Oyuncaklar; çocuğun ruh ve beden sağlığı için çok önemli diyor uzmanlar. Mutlaka yaşına göre seçilmeli, seçici olmalı vs. Dolaşırken masal dünyası kahramanlarına ait oyuncaklar, bebekler neredeyse çocuk olasım geldi.
Birden şunu düşündüm: Oyuncaklar geçmişle gelecek arasında bir bağ sanki. Sanki bizim halihazırda kullandığımız eşyaların küçüğü onlarda, onlarınki de bizde. Paylaşıyoruz aslında … Küçükler büyüklere özeniyor biz küçüklere niye mi? Bizler büyüyünce o masum dünyanın ne kadar güzel olduğunu geç fark ediyoruz. Menfaatin olmadığı, dedikodunun yer almadığı, masumane yıllar….
Bebeklik dönemine ait oyuncakların olduğu platformda önce bebeklerin dişleri çıkarken kullanılan rengarenk dişliklere gözüm çarptı. Ne kadar ilginçtir ki bu dişlikler yaşlanınca adını takma dişe dönüştürüyor. Şekli farklı ama çıkan diş için değil bu sefer eksilen dişler için kullanılıyor.
Sonra çıngıraklar: o kulağa çok güzel tını bırakan harika bir oyuncak olan bebeklerin dikkatini çeken. Biz büyüklerde de böyle güzel sesleri ya cep telefonlarımıza ayarlıyoruz ya da kapımıza. Çünkü hep kulağımız istediğimiz birinden gelecek telefon sesinde ya da sevdiğimiz birinin çat kapı gelip güzel bir melodiyle çalacağı kapı sesinde.

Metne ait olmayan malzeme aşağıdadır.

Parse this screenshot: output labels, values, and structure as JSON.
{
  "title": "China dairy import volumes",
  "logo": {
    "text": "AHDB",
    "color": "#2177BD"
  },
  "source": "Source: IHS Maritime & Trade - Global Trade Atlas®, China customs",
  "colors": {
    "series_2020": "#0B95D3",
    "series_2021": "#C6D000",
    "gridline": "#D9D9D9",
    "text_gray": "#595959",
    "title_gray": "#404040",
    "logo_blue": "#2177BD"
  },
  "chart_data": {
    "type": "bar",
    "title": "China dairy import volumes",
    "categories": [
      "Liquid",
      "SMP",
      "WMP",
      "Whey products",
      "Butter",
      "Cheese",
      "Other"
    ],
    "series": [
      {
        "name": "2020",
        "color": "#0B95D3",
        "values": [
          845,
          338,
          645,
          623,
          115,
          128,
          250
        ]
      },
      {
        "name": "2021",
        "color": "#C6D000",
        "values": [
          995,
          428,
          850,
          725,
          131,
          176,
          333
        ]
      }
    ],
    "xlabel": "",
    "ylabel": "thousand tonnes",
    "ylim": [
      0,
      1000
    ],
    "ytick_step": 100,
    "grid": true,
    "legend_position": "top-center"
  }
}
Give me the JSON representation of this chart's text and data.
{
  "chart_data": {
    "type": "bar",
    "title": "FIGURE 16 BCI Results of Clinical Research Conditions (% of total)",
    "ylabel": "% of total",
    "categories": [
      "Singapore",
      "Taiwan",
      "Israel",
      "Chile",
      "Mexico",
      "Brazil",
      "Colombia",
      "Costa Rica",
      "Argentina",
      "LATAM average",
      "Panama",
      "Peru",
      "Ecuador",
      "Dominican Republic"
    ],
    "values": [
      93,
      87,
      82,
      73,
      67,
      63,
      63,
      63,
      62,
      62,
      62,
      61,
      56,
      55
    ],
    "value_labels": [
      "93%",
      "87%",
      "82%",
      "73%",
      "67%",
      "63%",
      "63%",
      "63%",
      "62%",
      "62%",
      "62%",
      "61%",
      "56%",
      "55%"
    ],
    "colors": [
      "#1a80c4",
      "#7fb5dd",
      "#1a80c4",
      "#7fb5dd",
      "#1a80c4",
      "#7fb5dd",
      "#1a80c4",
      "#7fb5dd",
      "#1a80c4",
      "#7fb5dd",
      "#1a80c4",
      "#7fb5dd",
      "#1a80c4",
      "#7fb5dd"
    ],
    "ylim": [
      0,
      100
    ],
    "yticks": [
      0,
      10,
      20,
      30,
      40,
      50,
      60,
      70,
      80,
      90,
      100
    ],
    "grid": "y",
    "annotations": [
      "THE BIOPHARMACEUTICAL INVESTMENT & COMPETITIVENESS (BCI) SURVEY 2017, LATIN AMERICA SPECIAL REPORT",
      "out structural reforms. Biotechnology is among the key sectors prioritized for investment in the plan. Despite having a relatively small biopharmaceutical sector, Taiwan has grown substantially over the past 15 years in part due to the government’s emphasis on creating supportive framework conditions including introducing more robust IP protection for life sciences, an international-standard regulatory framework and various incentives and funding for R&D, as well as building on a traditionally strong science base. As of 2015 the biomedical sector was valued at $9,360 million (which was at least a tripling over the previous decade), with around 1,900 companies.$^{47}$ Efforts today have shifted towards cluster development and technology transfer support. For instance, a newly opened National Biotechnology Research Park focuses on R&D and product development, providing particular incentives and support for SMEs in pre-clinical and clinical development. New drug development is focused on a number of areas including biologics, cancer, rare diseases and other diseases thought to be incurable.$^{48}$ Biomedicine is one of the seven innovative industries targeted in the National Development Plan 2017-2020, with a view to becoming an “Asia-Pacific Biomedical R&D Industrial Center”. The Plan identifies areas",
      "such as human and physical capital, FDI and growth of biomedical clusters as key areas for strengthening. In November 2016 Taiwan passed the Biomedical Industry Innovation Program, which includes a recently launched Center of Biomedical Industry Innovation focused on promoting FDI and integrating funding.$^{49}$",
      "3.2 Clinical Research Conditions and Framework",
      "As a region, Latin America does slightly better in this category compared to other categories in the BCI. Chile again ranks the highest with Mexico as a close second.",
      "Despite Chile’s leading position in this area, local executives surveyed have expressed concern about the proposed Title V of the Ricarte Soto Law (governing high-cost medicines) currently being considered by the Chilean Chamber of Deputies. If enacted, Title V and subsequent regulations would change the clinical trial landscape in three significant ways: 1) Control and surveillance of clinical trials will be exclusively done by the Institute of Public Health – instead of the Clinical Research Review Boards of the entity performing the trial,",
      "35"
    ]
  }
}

Bebek arabası süslerini gördüm. Hangimizin arabasında yok ki bir aksesuar, maşallah, ayıcık, kedicik, köpekcik maskot vs. gibi.
Çeşit çeşit bebekler gördüm. Eski yıllarda pazarlarda naylon bebekler vardı. Bazı yurtdışında yakını olan çocukların saçlı güzel bebekleri olurdu ya da dışarıdan gelme orijinal oyuncaklar. Çocukken kız çocuklarının oynadığı bebekler, evlenince kucaklarında sevdikleri bebeklere dönüşüyor.
En çokta yapbozlar çekti ilgimi: Çocukken ruh ve beden sağlığımızı geliştiren. ileriki dönemde ise ne ruh ne de beden sağlığı bırakan yapbozlar. Niye mi? Birşeyleri yaptık birileri geldi bozdu. Ya da sevdiklerimizi kaybettik hep bir yapbozun bir parçası boş kaldı. Yerini kimse alamadı. Ya da hep bir parça bekledik bir gün gelecek diye...
En en anlamlı bulduğum ise hacıyatmaz oyuncaklar oldu. Sert vuruyorsun ama o hiç düşmüyor. Çocuk vuruyor o dimdik geri kalkıyor. Çocuk mutlu gülüyor. Bize de öyle olmadı mı gözden düşürmeye çalışanlar, gereksiz uğraşanlar, bazen irili ufaklı iftiralar atanlar ama hiç yıkamadılar hacı yatmaz gibi hep dimdik durduk. Zaten hayat bu değil mi yıkılmamak üzerine kurulu çünkü hep derler düşene bir tekme daha vururlar diye. Onun için yıkılmamak lazım.
Gözümün görmek istemediği oyuncak olarak tek silahları gördüm. Oldum olası sevmem silahı çünkü ölümü çağrıştırıyor. Televizyonlardaki polisiye dizilerdeki karakterler örnek alınarak imrenilen silahların çocukların eline hiç yakışmadığını düşünüyorum. Aslında kimsenin eline yakışmıyor. Barıştan yana bizler için…
Hayatınızın çocuklar aleminin çeşit çeşit oyuncakları kadar rengarenk geçmesi ve içinizdeki çocuğun ölmemesi dileğiyle…
Aysel AKSÜMER
YORUMLAR
Oyuncak marketlere girdiğimde özenmiyorum değilim şimdiki çocuklara.Kendi çocukluğumda uzaktan kumandalı araba büyük bir olaydı.Ve o dönem çokomel paketlerini biriktirip,mektupla yollayıp akülü araba çekilişine katıldığımı bilirim.Güzeldi çok güzel çocukluk.Hacıyatmaz'a gelince;çocukluğumda olmayan bir oyuncaktı.Şimdi ise hacıyatmaz benim ta kendim.Asla düşmemeye çalışıyorum hayatta.Kaleminize sağlık.Saygılarımla.